Carbon pricing is a tool that markets understand. Emissions-trading schemes, carbon taxes or any other mechanism that applies a cost to releasing greenhouse gases are the best ways to distribute the burden of emissions reductions, encourage the market to innovate and achieve abatement cheaply. With lessons learned from the European Union's Emissions Trading Scheme, 73 countries supported the World Bank's renewed push on carbon pricing at the New York summit. Regulation and subsidies — such as fuel standards for cars or emissions standards in energy generation — are not as efficient, flexible or scalable. That said, they have a complementary role and can help to offset existing fossil-fuel subsidies.

Yet governments are vacillating. Spain and Italy have rowed back on emissions reduction and green-technology commitments. Energy feed-in tariffs and renewable-energy targets remain under threat in Australia, whose emissions-trading scheme was repealed in 2014. Financiers now question the economic credentials of such governments.

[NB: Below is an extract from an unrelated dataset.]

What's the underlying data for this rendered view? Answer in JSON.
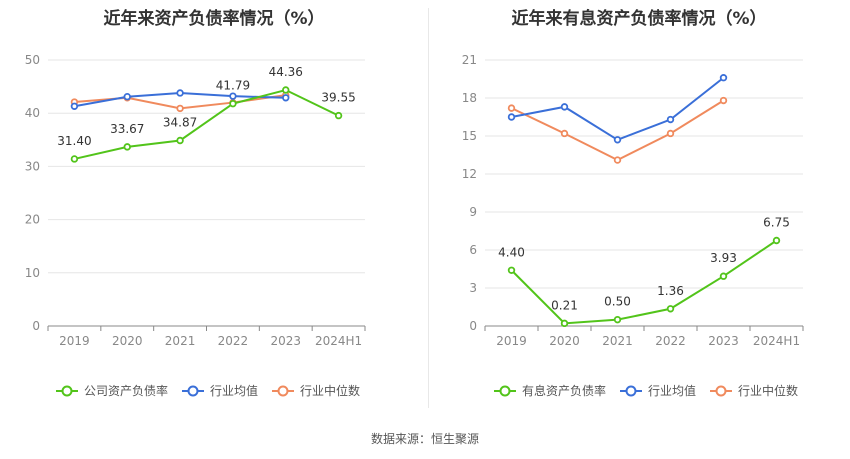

Convinced of the benefits of low-carbon investments, they will increasingly take their money elsewhere.

Capital is mobile. Pension funds, asset managers and insurance companies allocate up to 50% of their assets to international markets. Even though cross-border, low-carbon financial flows have been relatively low7, they will grow as policies improve, investor experience increases, trade costs come down and new opportunities emerge. Investors will shift more capital to the offshore markets that best meet their long-term objectives.

Credit: Illustration by Derek Bacon

Negotiating table

The role of private finance should be taken more seriously in the international climate-negotiation process. Political posturing on the relative levels of emissions cuts is too far removed from the workings of the real economy. As well as negotiating with each other, countries should pitch their emissions-reductions plans to the finance community for input and capital at international meetings such as the G20 summits.

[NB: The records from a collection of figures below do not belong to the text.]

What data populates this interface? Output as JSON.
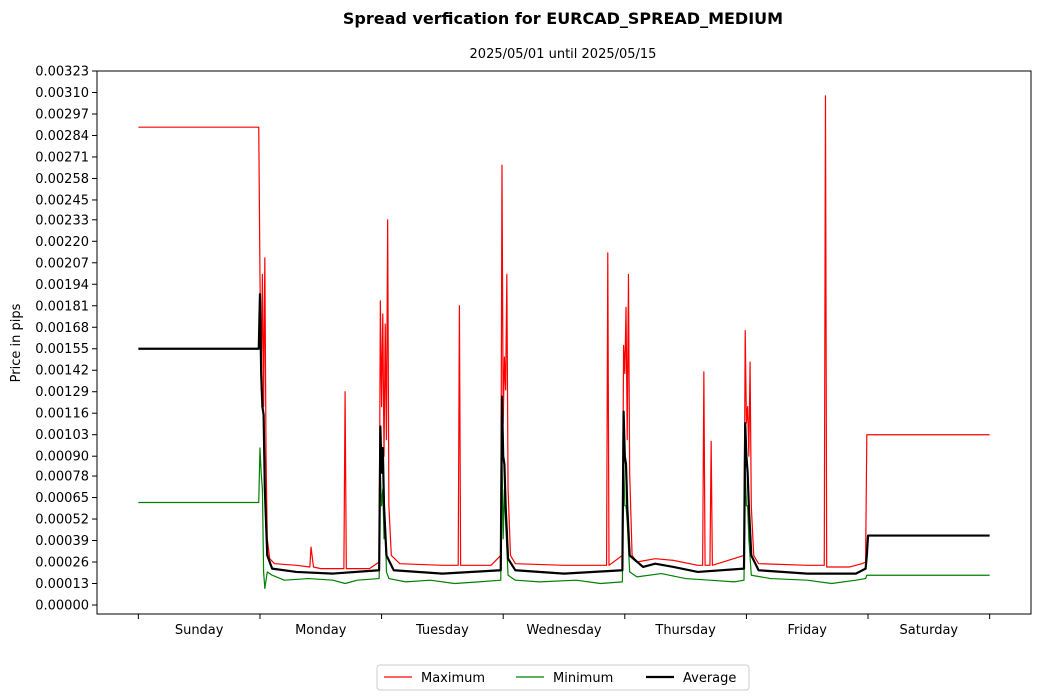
{
  "chart_data": {
    "type": "line",
    "title": "Spread verfication for EURCAD_SPREAD_MEDIUM",
    "subtitle": "2025/05/01 until 2025/05/15",
    "ylabel": "Price in pips",
    "xlabel": "",
    "ylim": [
      0.0,
      0.00323
    ],
    "y_ticks": [
      "0.00000",
      "0.00013",
      "0.00026",
      "0.00039",
      "0.00052",
      "0.00065",
      "0.00078",
      "0.00090",
      "0.00103",
      "0.00116",
      "0.00129",
      "0.00142",
      "0.00155",
      "0.00168",
      "0.00181",
      "0.00194",
      "0.00207",
      "0.00220",
      "0.00233",
      "0.00245",
      "0.00258",
      "0.00271",
      "0.00284",
      "0.00297",
      "0.00310",
      "0.00323"
    ],
    "categories": [
      "Sunday",
      "Monday",
      "Tuesday",
      "Wednesday",
      "Thursday",
      "Friday",
      "Saturday"
    ],
    "xlim": [
      -0.34,
      7.34
    ],
    "grid": false,
    "legend_position": "bottom-center",
    "series": [
      {
        "name": "Maximum",
        "color": "#ff0000",
        "width": 1.2,
        "points": [
          [
            0,
            0.00289
          ],
          [
            0.99,
            0.00289
          ],
          [
            1.0,
            0.002
          ],
          [
            1.01,
            0.0013
          ],
          [
            1.02,
            0.002
          ],
          [
            1.03,
            0.0012
          ],
          [
            1.04,
            0.0021
          ],
          [
            1.05,
            0.0009
          ],
          [
            1.06,
            0.0004
          ],
          [
            1.08,
            0.00028
          ],
          [
            1.12,
            0.00025
          ],
          [
            1.3,
            0.00024
          ],
          [
            1.41,
            0.00023
          ],
          [
            1.42,
            0.00035
          ],
          [
            1.44,
            0.00023
          ],
          [
            1.5,
            0.00022
          ],
          [
            1.69,
            0.00022
          ],
          [
            1.7,
            0.00129
          ],
          [
            1.71,
            0.00022
          ],
          [
            1.9,
            0.00022
          ],
          [
            1.98,
            0.00026
          ],
          [
            1.99,
            0.00184
          ],
          [
            2.0,
            0.0012
          ],
          [
            2.01,
            0.00176
          ],
          [
            2.02,
            0.0009
          ],
          [
            2.03,
            0.0017
          ],
          [
            2.04,
            0.001
          ],
          [
            2.05,
            0.00233
          ],
          [
            2.06,
            0.0006
          ],
          [
            2.08,
            0.0003
          ],
          [
            2.15,
            0.00025
          ],
          [
            2.5,
            0.00024
          ],
          [
            2.63,
            0.00024
          ],
          [
            2.64,
            0.00181
          ],
          [
            2.65,
            0.00024
          ],
          [
            2.9,
            0.00024
          ],
          [
            2.98,
            0.0003
          ],
          [
            2.99,
            0.00266
          ],
          [
            3.0,
            0.0011
          ],
          [
            3.01,
            0.0015
          ],
          [
            3.02,
            0.0013
          ],
          [
            3.03,
            0.002
          ],
          [
            3.04,
            0.0007
          ],
          [
            3.06,
            0.0003
          ],
          [
            3.1,
            0.00025
          ],
          [
            3.5,
            0.00024
          ],
          [
            3.85,
            0.00024
          ],
          [
            3.86,
            0.00213
          ],
          [
            3.87,
            0.00024
          ],
          [
            3.98,
            0.0003
          ],
          [
            3.99,
            0.00157
          ],
          [
            4.0,
            0.0014
          ],
          [
            4.01,
            0.0018
          ],
          [
            4.02,
            0.001
          ],
          [
            4.03,
            0.002
          ],
          [
            4.04,
            0.0008
          ],
          [
            4.06,
            0.0003
          ],
          [
            4.1,
            0.00026
          ],
          [
            4.25,
            0.00028
          ],
          [
            4.4,
            0.00027
          ],
          [
            4.6,
            0.00024
          ],
          [
            4.64,
            0.00024
          ],
          [
            4.65,
            0.00141
          ],
          [
            4.66,
            0.00024
          ],
          [
            4.7,
            0.00024
          ],
          [
            4.71,
            0.00099
          ],
          [
            4.72,
            0.00024
          ],
          [
            4.98,
            0.0003
          ],
          [
            4.99,
            0.00166
          ],
          [
            5.0,
            0.0011
          ],
          [
            5.01,
            0.0012
          ],
          [
            5.02,
            0.0009
          ],
          [
            5.03,
            0.00147
          ],
          [
            5.04,
            0.0006
          ],
          [
            5.06,
            0.0003
          ],
          [
            5.1,
            0.00025
          ],
          [
            5.5,
            0.00024
          ],
          [
            5.64,
            0.00024
          ],
          [
            5.65,
            0.00308
          ],
          [
            5.66,
            0.00023
          ],
          [
            5.85,
            0.00023
          ],
          [
            5.95,
            0.00025
          ],
          [
            5.98,
            0.00026
          ],
          [
            5.99,
            0.00103
          ],
          [
            7.0,
            0.00103
          ]
        ]
      },
      {
        "name": "Minimum",
        "color": "#008000",
        "width": 1.2,
        "points": [
          [
            0,
            0.00062
          ],
          [
            0.99,
            0.00062
          ],
          [
            1.0,
            0.00095
          ],
          [
            1.01,
            0.0008
          ],
          [
            1.02,
            0.0007
          ],
          [
            1.03,
            0.0002
          ],
          [
            1.04,
            0.0001
          ],
          [
            1.06,
            0.0002
          ],
          [
            1.1,
            0.00018
          ],
          [
            1.2,
            0.00015
          ],
          [
            1.4,
            0.00016
          ],
          [
            1.6,
            0.00015
          ],
          [
            1.7,
            0.00013
          ],
          [
            1.8,
            0.00015
          ],
          [
            1.98,
            0.00016
          ],
          [
            1.99,
            0.0008
          ],
          [
            2.0,
            0.0006
          ],
          [
            2.01,
            0.0007
          ],
          [
            2.02,
            0.0004
          ],
          [
            2.03,
            0.0005
          ],
          [
            2.04,
            0.0002
          ],
          [
            2.06,
            0.00016
          ],
          [
            2.2,
            0.00014
          ],
          [
            2.4,
            0.00015
          ],
          [
            2.6,
            0.00013
          ],
          [
            2.8,
            0.00014
          ],
          [
            2.98,
            0.00015
          ],
          [
            2.99,
            0.0009
          ],
          [
            3.0,
            0.0004
          ],
          [
            3.01,
            0.0007
          ],
          [
            3.02,
            0.0005
          ],
          [
            3.04,
            0.00018
          ],
          [
            3.1,
            0.00015
          ],
          [
            3.3,
            0.00014
          ],
          [
            3.6,
            0.00015
          ],
          [
            3.8,
            0.00013
          ],
          [
            3.98,
            0.00014
          ],
          [
            3.99,
            0.0009
          ],
          [
            4.0,
            0.0006
          ],
          [
            4.01,
            0.0006
          ],
          [
            4.02,
            0.0005
          ],
          [
            4.04,
            0.0002
          ],
          [
            4.1,
            0.00017
          ],
          [
            4.3,
            0.00019
          ],
          [
            4.5,
            0.00016
          ],
          [
            4.7,
            0.00015
          ],
          [
            4.9,
            0.00014
          ],
          [
            4.98,
            0.00015
          ],
          [
            4.99,
            0.0008
          ],
          [
            5.0,
            0.0006
          ],
          [
            5.01,
            0.0006
          ],
          [
            5.02,
            0.0004
          ],
          [
            5.04,
            0.00018
          ],
          [
            5.2,
            0.00016
          ],
          [
            5.5,
            0.00015
          ],
          [
            5.7,
            0.00013
          ],
          [
            5.9,
            0.00015
          ],
          [
            5.98,
            0.00016
          ],
          [
            5.99,
            0.00018
          ],
          [
            7.0,
            0.00018
          ]
        ]
      },
      {
        "name": "Average",
        "color": "#000000",
        "width": 2.2,
        "points": [
          [
            0,
            0.00155
          ],
          [
            0.99,
            0.00155
          ],
          [
            1.0,
            0.00188
          ],
          [
            1.01,
            0.0014
          ],
          [
            1.02,
            0.0012
          ],
          [
            1.03,
            0.00115
          ],
          [
            1.04,
            0.0007
          ],
          [
            1.06,
            0.0003
          ],
          [
            1.1,
            0.00022
          ],
          [
            1.3,
            0.0002
          ],
          [
            1.6,
            0.00019
          ],
          [
            1.98,
            0.00021
          ],
          [
            1.99,
            0.00108
          ],
          [
            2.0,
            0.0008
          ],
          [
            2.01,
            0.00095
          ],
          [
            2.02,
            0.0006
          ],
          [
            2.04,
            0.0003
          ],
          [
            2.1,
            0.00021
          ],
          [
            2.5,
            0.00019
          ],
          [
            2.98,
            0.00021
          ],
          [
            2.99,
            0.00126
          ],
          [
            3.0,
            0.0009
          ],
          [
            3.01,
            0.00085
          ],
          [
            3.02,
            0.0006
          ],
          [
            3.04,
            0.00028
          ],
          [
            3.1,
            0.00021
          ],
          [
            3.5,
            0.00019
          ],
          [
            3.98,
            0.00021
          ],
          [
            3.99,
            0.00117
          ],
          [
            4.0,
            0.0009
          ],
          [
            4.01,
            0.00085
          ],
          [
            4.02,
            0.0006
          ],
          [
            4.04,
            0.0003
          ],
          [
            4.15,
            0.00023
          ],
          [
            4.25,
            0.00025
          ],
          [
            4.4,
            0.00023
          ],
          [
            4.6,
            0.0002
          ],
          [
            4.98,
            0.00022
          ],
          [
            4.99,
            0.0011
          ],
          [
            5.0,
            0.0009
          ],
          [
            5.01,
            0.0008
          ],
          [
            5.02,
            0.0006
          ],
          [
            5.04,
            0.0003
          ],
          [
            5.1,
            0.00021
          ],
          [
            5.5,
            0.00019
          ],
          [
            5.9,
            0.00019
          ],
          [
            5.98,
            0.00022
          ],
          [
            5.99,
            0.0003
          ],
          [
            6.0,
            0.00042
          ],
          [
            7.0,
            0.00042
          ]
        ]
      }
    ]
  }
}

Finance flows to less developed and emerging economies will help to achieve the 2 °C goal. Multilateral and national development banks must continue to expand their roles. Investment funds and financial instruments that reduce currency volatility, select the best projects and partially absorb unexpected losses can increase financial flows. The Private Sector Facility of the Green Climate Fund — a component of the UN Framework Convention on Climate Change — will play an important part in leveraging private finance, increasing the size and impact of public climate finance.

Even with the best of intentions, policy missteps will occur. Financiers should see through short-term policy volatility by backing governments with clear low-carbon policy agendas and making them aware of the consequences of unpredictable changes. Because markets cannot solve climate change alone, authorities such as the Financial Stability Board, which monitors the global financial system, must continue to provide direction.

If appropriate policies are delivered, the capital shift that is under way will gather steam. If not, investment will not be enough to meet the 2 °C global-warming limit.